Three things the $16 trillion record reveals.

The financial system runs on a credit mechanism that operates without your knowledge or consent. The Fed created more dollars than the entire US economy produces in a year and distributed them to private institutions at 0.01% interest. That credit diluted every dollar you held. You paid for the bailout through purchasing power loss, with no vote, no disclosure, and no recourse. The mechanism that made this possible is still in place.
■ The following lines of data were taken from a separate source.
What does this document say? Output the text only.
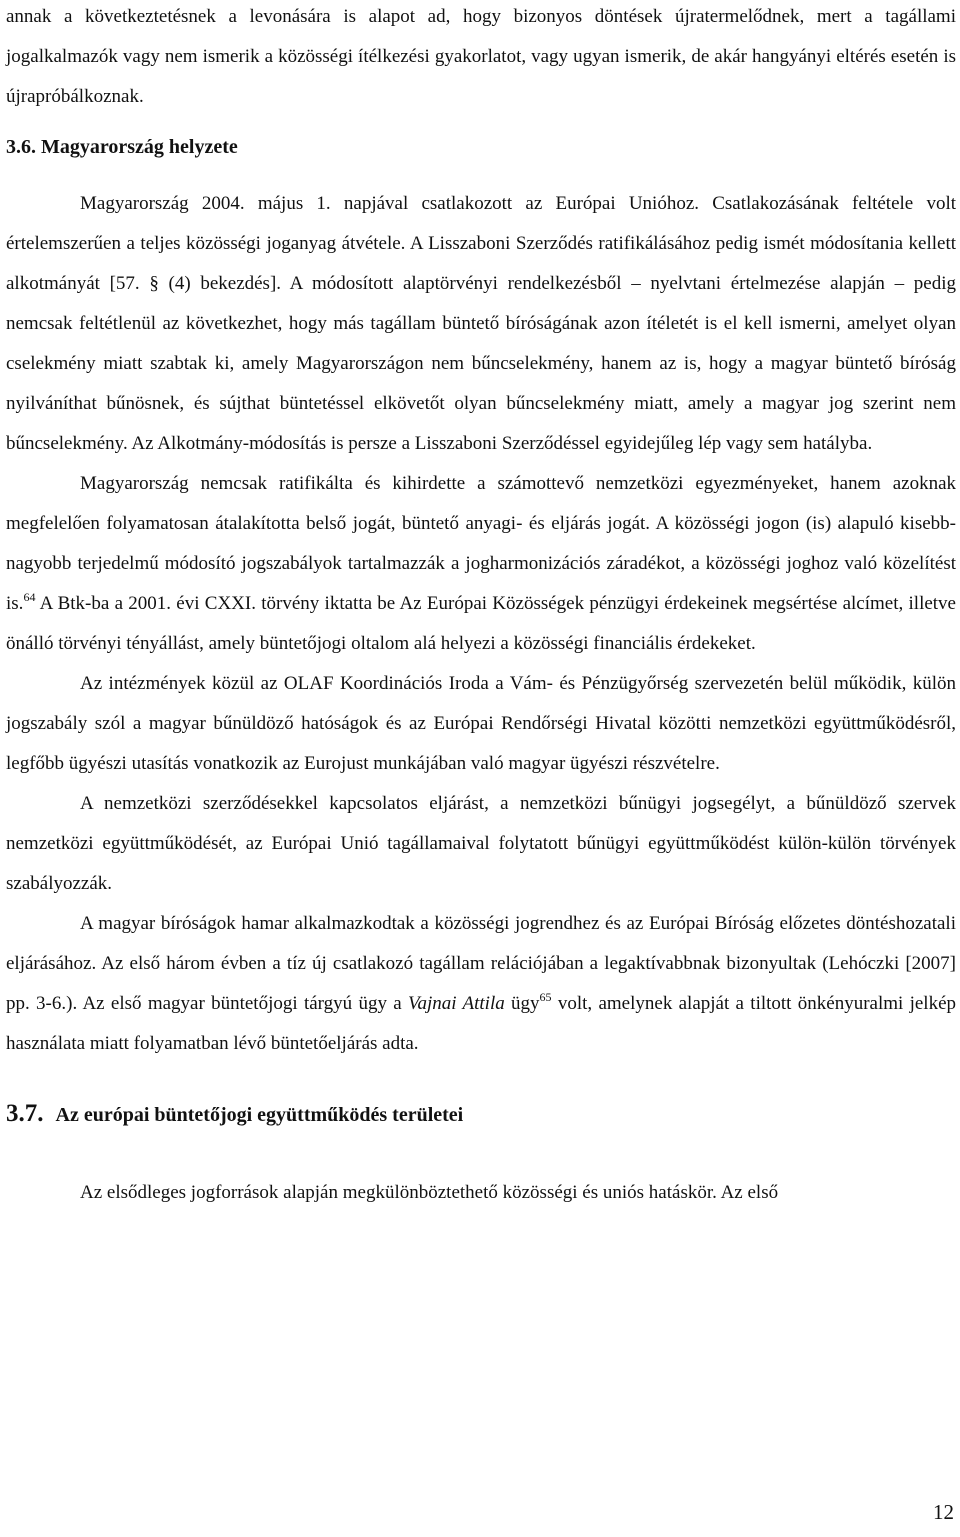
annak a következtetésnek a levonására is alapot ad, hogy bizonyos döntések újratermelődnek, mert a tagállami jogalkalmazók vagy nem ismerik a közösségi ítélkezési gyakorlatot, vagy ugyan ismerik, de akár hangyányi eltérés esetén is újrapróbálkoznak.

3.6. Magyarország helyzete

Magyarország 2004. május 1. napjával csatlakozott az Európai Unióhoz. Csatlakozásának feltétele volt értelemszerűen a teljes közösségi joganyag átvétele. A Lisszaboni Szerződés ratifikálásához pedig ismét módosítania kellett alkotmányát [57. § (4) bekezdés]. A módosított alaptörvényi rendelkezésből – nyelvtani értelmezése alapján – pedig nemcsak feltétlenül az következhet, hogy más tagállam büntető bíróságának azon ítéletét is el kell ismerni, amelyet olyan cselekmény miatt szabtak ki, amely Magyarországon nem bűncselekmény, hanem az is, hogy a magyar büntető bíróság nyilváníthat bűnösnek, és sújthat büntetéssel elkövetőt olyan bűncselekmény miatt, amely a magyar jog szerint nem bűncselekmény. Az Alkotmány-módosítás is persze a Lisszaboni Szerződéssel egyidejűleg lép vagy sem hatályba.

Magyarország nemcsak ratifikálta és kihirdette a számottevő nemzetközi egyezményeket, hanem azoknak megfelelően folyamatosan átalakította belső jogát, büntető anyagi- és eljárás jogát. A közösségi jogon (is) alapuló kisebb-nagyobb terjedelmű módosító jogszabályok tartalmazzák a jogharmonizációs záradékot, a közösségi joghoz való közelítést is.$^{64}$ A Btk-ba a 2001. évi CXXI. törvény iktatta be Az Európai Közösségek pénzügyi érdekeinek megsértése alcímet, illetve önálló törvényi tényállást, amely büntetőjogi oltalom alá helyezi a közösségi financiális érdekeket.

Az intézmények közül az OLAF Koordinációs Iroda a Vám- és Pénzügyőrség szervezetén belül működik, külön jogszabály szól a magyar bűnüldöző hatóságok és az Európai Rendőrségi Hivatal közötti nemzetközi együttműködésről, legfőbb ügyészi utasítás vonatkozik az Eurojust munkájában való magyar ügyészi részvételre.

A nemzetközi szerződésekkel kapcsolatos eljárást, a nemzetközi bűnügyi jogsegélyt, a bűnüldöző szervek nemzetközi együttműködését, az Európai Unió tagállamaival folytatott bűnügyi együttműködést külön-külön törvények szabályozzák.

A magyar bíróságok hamar alkalmazkodtak a közösségi jogrendhez és az Európai Bíróság előzetes döntéshozatali eljárásához. Az első három évben a tíz új csatlakozó tagállam relációjában a legaktívabbnak bizonyultak (Lehóczki [2007] pp. 3-6.). Az első magyar büntetőjogi tárgyú ügy a Vajnai Attila ügy$^{65}$ volt, amelynek alapját a tiltott önkényuralmi jelkép használata miatt folyamatban lévő büntetőeljárás adta.

3.7. Az európai büntetőjogi együttműködés területei

Az elsődleges jogforrások alapján megkülönböztethető közösségi és uniós hatáskör. Az első

12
The institutions that caused the crisis received the largest loans. Citigroup, which had assembled one of the largest portfolios of toxic mortgage instruments in the world, received $2.5 trillion in Fed credit. Morgan Stanley received $2.04 trillion. These were not institutions that had been prudent. They were institutions that were too large to be permitted to fail, which is a different thing entirely. The Fed's emergency authority does not distinguish between the two.

The dollar absorbed a $16 trillion expansion in 2008. It is absorbing US federal debt that now exceeds $36 trillion. The central banks that hold dollars as reserves have been buying gold at record levels for three consecutive years. They have the same public data you do. They also have 90 years of institutional memory about what happens to reserve currencies that fund their own crises through credit creation. They are not waiting to find out how this one ends.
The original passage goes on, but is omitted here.